Nkosana Mdikane, 74, is known as “Scotland’s happiest lollipop man” due to his singing and dancing at work.West Dunbartonshire Council said safety fears were behind the decision.
But school parents have questioned the council’s reasoning, with one father David Dufton starting a Facebook campaign to try to reverse the move.
A statement from West Dunbartonshire Council said: “All patrollers are instructed when crossing children over a road to remain static with one hand on their stick and the other stretched outwards. This ensures that they can be seen and effectively provides a barrier between school pupils and the traffic.”
On its Facebook page the council added: “This is national guidance and has been the case for a number of years.”
But Mr Dufton said he thinks the council’s logic is “flawed”.
Speaking to the BBC Scotland news website, he said: “Because our children want to go and see him [Nkosana Mdikane] they all cross at the pedestrian crossing, rather than anywhere else on the road, so he’s keeping our children safe.
“Also because he’s such a ‘larger than life’ character the cars pay more attention too.”
Mr Dufton said he had been bowled over by the reaction to the Facebook group named “Save the high fives”, which has gained support from almost 3,000 people since it was set up on Wednesday afternoon.
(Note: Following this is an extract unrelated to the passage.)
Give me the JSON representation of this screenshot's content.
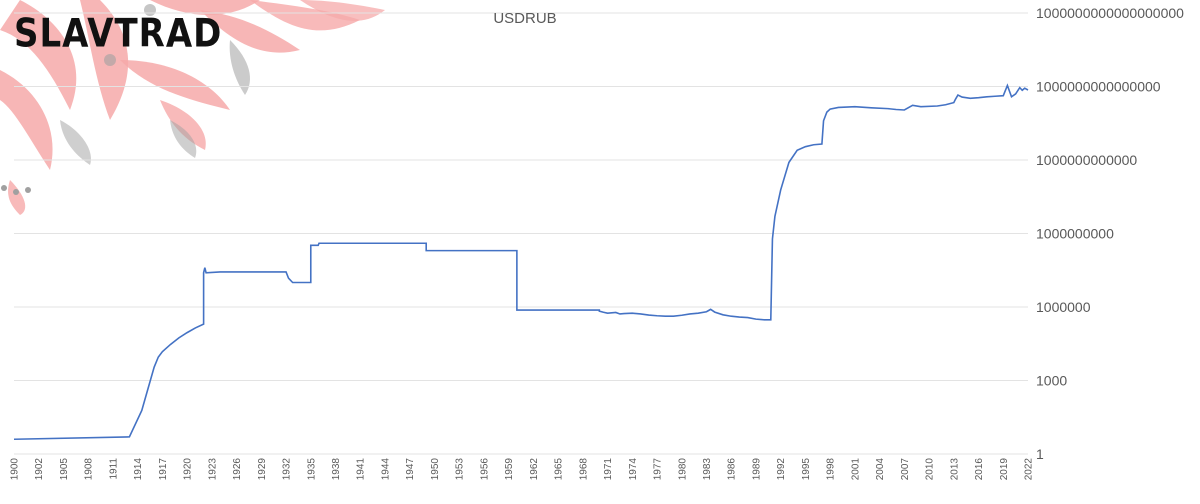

A petition “Reverse the decision to allow our Lollipop man to give high fives!”, also set up by Mr Dufton, has so far been signed by more than 1,000 people.
Mr Mdikane began working as a lollipop man in September 2013, having moved to Scotland from South Africa in 2003.
Soon after beginning work at Aitkenbar Primary School and St Peter’s Primary School in Dumbarton he became a local celebrity, with some drivers even admitting to taking detours past the schools in order to watch Mr Mdikane’s dance routines.